Two quick cuts at the front and back of the converter, and the thief is gone. You come out, and your car sounds like a World War II bomber.
And if you have a lot of cars, like Khader's repair shop on Mansfield Highway, you can lose a lot of converters in a hurry.
Thieves want the platinum inside.
"So far, we've counted 13," Khader said.
Those are just recent thefts. He lost five in one night this month. Another Fort Worth body shop lost five this weekend.
It took Khader 30 seconds to cut through an exhaust pipe with a reciprocating saw. From the demonstration, he figures it takes a thief a minute or less to steal a converter.

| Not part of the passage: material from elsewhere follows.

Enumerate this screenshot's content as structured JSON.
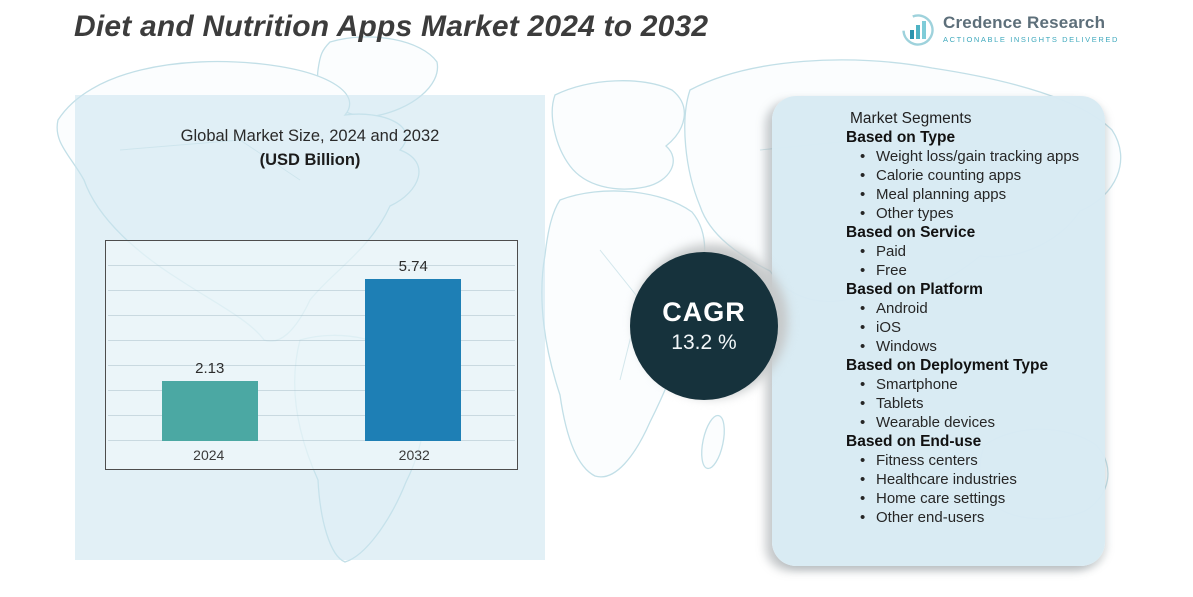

It makes Khader catalytic apoplectic.
"It gets to you after a while," he said. "You lose 10 converters. That's $5,000."
He's got nothing on the used car dealer a few blocks down on Mansfield Highway.
"They jump the fence and they steal in one day, almost 20 converters from the cars," said Radi Khader, the car dealer and Sam's father.
"I put up cameras," Radi Khader said. "They stole the cameras the second day."
They'll have a tougher time stealing Radi Khader's taller, pointier fence. He installed it a few weeks ago to protect his cars.
"[It] cost me $30,000," he said.
He estimates that's roughly the cost of the 70 or so catalytic converters thieves stole from him in the past year.